R: rvest, text2vec, Matrix, textcat, irlba, NNMF
Facilitate topic identification for Knowledge Base articles
- The Knowledge Base consists of 34,646 html files which have mostly homogeneous structure. (example below)
- The articles are highly domain specific and have a lot of terms which are not present in standard language dictionaries.
- The articles are not in the same language (~24,000 are in English). Due to time constraints our team decided to focus on those. The languages were identified using textcat.
- The html files were parsed with rvest and the content within div elements with class=”content” was extracted. The individual documents were created by concatenating the Details, Solution and Keywords subsections from the html files.
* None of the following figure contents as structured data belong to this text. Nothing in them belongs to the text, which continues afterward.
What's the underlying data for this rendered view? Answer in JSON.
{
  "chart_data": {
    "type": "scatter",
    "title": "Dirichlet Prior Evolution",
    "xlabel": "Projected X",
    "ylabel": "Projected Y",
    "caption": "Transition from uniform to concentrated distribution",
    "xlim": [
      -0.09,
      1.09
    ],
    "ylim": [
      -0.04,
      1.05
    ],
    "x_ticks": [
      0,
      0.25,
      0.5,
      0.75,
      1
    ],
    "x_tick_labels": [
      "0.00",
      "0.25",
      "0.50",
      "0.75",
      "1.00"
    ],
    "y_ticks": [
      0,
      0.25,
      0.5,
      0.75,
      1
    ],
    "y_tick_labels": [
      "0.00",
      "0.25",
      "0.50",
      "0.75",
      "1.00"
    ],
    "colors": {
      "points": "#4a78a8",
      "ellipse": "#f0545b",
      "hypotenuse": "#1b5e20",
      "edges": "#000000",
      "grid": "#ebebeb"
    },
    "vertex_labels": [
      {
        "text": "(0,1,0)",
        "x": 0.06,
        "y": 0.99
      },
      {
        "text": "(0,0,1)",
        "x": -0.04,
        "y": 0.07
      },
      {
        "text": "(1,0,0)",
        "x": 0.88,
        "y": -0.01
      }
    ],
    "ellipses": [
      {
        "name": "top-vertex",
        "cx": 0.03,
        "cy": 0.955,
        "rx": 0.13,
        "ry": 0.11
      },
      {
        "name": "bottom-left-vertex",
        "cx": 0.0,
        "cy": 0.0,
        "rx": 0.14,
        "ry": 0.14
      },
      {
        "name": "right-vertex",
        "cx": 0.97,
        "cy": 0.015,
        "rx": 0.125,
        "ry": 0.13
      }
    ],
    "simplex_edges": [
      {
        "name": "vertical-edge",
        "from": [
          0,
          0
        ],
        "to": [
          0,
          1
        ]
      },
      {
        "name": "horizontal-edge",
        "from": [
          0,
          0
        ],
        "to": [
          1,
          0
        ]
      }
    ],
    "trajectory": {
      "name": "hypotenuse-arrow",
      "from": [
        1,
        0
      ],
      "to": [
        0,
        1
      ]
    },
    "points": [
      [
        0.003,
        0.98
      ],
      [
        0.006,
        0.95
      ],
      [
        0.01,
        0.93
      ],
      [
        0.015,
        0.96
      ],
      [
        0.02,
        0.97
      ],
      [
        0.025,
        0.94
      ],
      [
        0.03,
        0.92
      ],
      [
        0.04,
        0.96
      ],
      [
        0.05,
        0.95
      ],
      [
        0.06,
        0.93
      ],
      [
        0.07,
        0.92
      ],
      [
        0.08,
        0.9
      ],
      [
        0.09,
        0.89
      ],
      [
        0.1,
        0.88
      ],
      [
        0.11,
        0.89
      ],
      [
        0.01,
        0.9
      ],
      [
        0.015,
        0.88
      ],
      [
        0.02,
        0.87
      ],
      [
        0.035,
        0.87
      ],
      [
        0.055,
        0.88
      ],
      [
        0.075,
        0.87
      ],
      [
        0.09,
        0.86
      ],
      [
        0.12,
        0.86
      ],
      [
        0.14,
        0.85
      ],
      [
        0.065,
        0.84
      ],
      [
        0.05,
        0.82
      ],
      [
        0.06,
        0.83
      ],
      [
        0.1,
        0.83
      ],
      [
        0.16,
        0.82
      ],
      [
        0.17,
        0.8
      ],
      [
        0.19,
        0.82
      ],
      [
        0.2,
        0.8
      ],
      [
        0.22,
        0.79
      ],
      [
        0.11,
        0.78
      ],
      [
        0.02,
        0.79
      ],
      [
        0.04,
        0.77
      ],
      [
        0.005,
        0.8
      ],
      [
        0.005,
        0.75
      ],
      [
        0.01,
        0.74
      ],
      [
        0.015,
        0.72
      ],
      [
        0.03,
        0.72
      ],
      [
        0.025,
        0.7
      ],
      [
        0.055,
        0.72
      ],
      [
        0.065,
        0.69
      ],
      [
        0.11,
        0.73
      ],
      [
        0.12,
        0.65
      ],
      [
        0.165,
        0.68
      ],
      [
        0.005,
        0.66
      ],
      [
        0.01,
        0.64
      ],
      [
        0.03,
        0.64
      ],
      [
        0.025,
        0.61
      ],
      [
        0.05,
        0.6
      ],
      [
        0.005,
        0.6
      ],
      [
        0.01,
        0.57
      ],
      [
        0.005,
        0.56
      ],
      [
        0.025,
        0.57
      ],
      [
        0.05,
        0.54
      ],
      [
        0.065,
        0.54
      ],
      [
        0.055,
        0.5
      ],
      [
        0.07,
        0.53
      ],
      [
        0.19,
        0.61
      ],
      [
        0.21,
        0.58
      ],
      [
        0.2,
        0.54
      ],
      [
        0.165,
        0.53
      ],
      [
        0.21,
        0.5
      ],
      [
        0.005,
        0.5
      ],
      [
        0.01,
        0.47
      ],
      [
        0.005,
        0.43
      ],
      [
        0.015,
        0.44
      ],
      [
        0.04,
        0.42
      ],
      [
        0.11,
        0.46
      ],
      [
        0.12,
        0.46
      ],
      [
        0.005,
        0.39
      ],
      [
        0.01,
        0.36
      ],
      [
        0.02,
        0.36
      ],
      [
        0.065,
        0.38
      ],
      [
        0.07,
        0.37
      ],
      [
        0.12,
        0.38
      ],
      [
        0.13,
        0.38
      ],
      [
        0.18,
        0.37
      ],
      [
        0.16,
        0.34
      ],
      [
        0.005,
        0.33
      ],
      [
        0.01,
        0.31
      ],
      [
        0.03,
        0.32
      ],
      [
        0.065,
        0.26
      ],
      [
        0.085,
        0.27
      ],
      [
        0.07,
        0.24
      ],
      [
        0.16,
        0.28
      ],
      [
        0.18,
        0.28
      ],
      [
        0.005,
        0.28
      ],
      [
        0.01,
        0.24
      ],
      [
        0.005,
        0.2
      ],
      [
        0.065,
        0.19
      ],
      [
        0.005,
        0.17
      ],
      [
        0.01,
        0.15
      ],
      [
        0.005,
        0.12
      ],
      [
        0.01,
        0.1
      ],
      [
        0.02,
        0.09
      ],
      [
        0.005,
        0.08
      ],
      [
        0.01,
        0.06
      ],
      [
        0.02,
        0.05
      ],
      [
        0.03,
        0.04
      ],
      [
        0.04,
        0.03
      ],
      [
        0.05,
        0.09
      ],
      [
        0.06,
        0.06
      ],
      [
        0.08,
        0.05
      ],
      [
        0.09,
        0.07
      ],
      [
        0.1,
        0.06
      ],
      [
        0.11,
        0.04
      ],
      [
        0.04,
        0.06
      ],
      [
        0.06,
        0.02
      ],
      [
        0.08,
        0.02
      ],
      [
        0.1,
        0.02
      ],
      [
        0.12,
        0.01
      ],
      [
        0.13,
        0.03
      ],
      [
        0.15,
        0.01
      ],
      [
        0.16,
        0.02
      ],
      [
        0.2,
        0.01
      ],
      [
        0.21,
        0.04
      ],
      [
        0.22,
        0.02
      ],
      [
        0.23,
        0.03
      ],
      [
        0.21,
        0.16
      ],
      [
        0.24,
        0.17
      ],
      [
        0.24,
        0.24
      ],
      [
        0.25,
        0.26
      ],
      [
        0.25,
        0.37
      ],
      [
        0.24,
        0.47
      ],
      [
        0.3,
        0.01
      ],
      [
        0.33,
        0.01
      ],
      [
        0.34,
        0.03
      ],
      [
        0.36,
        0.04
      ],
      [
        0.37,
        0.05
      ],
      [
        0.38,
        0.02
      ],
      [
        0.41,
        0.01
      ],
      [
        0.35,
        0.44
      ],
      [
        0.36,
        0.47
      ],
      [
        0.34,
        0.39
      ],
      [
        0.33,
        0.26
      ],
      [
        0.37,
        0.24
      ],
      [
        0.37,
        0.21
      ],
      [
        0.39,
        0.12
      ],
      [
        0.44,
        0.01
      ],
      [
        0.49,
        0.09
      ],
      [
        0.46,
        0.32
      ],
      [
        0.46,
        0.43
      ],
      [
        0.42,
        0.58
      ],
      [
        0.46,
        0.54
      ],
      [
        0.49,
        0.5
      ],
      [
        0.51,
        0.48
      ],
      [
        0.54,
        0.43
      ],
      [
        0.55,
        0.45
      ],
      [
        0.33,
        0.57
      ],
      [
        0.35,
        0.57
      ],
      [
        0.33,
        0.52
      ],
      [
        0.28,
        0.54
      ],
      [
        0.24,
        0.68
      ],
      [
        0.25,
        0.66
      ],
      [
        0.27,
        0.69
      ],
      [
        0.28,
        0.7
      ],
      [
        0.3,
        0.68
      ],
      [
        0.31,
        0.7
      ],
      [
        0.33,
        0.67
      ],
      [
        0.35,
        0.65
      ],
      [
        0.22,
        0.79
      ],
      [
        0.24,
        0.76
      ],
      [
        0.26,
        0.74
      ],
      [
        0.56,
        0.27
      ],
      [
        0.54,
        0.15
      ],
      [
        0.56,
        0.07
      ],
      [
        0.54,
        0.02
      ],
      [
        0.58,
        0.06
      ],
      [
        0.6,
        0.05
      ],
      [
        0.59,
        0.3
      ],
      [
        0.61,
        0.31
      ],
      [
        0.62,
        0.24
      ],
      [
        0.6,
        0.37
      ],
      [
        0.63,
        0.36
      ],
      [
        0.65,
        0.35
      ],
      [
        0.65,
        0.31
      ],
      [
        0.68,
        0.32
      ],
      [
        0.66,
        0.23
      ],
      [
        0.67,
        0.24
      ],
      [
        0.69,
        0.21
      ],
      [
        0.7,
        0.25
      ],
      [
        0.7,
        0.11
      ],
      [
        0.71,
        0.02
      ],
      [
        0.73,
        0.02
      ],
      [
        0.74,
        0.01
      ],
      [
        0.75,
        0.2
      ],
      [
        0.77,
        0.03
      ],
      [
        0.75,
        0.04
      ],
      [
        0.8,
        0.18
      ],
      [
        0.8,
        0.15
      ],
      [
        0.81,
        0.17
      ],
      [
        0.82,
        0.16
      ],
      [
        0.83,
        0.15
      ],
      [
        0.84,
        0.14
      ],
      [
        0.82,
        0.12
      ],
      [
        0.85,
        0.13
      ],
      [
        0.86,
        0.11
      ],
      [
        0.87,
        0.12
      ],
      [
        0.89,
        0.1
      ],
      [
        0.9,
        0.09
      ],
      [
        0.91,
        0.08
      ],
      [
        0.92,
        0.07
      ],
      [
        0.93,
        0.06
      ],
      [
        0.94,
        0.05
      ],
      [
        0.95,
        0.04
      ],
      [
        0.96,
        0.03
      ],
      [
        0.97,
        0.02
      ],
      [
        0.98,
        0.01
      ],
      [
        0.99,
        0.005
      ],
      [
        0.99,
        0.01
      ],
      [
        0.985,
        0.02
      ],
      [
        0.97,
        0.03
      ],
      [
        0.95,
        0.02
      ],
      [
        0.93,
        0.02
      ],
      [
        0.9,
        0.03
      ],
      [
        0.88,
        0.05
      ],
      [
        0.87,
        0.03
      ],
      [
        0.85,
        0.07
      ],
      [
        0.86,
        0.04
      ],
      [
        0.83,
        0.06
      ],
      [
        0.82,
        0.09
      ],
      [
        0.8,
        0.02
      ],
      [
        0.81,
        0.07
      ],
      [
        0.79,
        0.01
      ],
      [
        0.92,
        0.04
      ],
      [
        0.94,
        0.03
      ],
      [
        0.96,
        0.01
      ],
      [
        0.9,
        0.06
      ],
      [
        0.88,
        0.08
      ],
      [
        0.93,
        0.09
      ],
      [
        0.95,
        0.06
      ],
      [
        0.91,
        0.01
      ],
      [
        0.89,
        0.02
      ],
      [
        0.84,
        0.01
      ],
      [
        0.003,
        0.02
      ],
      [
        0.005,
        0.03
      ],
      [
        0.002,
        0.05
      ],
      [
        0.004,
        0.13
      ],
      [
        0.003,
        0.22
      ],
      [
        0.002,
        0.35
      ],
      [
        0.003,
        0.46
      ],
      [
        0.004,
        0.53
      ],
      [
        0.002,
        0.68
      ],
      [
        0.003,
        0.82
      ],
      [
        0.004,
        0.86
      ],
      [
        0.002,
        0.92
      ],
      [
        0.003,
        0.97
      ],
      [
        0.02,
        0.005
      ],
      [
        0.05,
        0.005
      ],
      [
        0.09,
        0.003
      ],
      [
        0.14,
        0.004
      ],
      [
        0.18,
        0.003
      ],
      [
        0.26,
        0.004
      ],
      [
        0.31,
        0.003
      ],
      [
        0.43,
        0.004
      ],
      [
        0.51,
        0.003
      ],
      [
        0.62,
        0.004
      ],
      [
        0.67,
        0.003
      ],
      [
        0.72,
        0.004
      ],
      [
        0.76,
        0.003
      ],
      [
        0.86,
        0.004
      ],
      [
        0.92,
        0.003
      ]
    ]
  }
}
- Then the raw contents were tokenized and POS-tagged using openNLP. This the most computationally expensive task.
- We tried different ways to obtain a reasonable vocabulary for the construction a document-term matrix. The most effective strategy was filtering out tokens tagged with something different than NN, NNS, NNP, NNPS. This was not very surprising since nouns give substantial part of information about the topic.
- The vocabulary was also pruned based on frequency metrics, e.g terms which appear in many or in very few documents were removed.
Matrix factorization approaches were considered to battle the curse of dimensionality which you would see with distance-based clustering techniques. The results of matrix factorisation also elucidates topics when the dimensionality of the data is reduced.
To get suitable a matrix for factorisation, we converted the values of the document-term matrix to tf-idf scores, before applying two different factorisation techniques, as listed below:
- SVD (Singular Value Decomposition)
- NMF (Non-negative Matrix Factorisation)
- Despite the dimensionality-reduction benefits it brings, interpretation of the results with SVD still poses a challenge. The term-topic matrix contains both positive and negative values, in which the positive values “promote” a certain term in a topic, and negative values “demote” the term in a topic. While the first and second topics could be rather easily explained in this way, the remaining topics are harder to handle, leading to the second approach with NMF.
- Results are clearer than with the SVD, as weights of terms now have only positive values; the higher the weights, the more a term “promotes” a certain topic. In the below screenshot, it is evident that topic 1 is about VMWare Fusion, and the other is about exposures and vulnerabilities.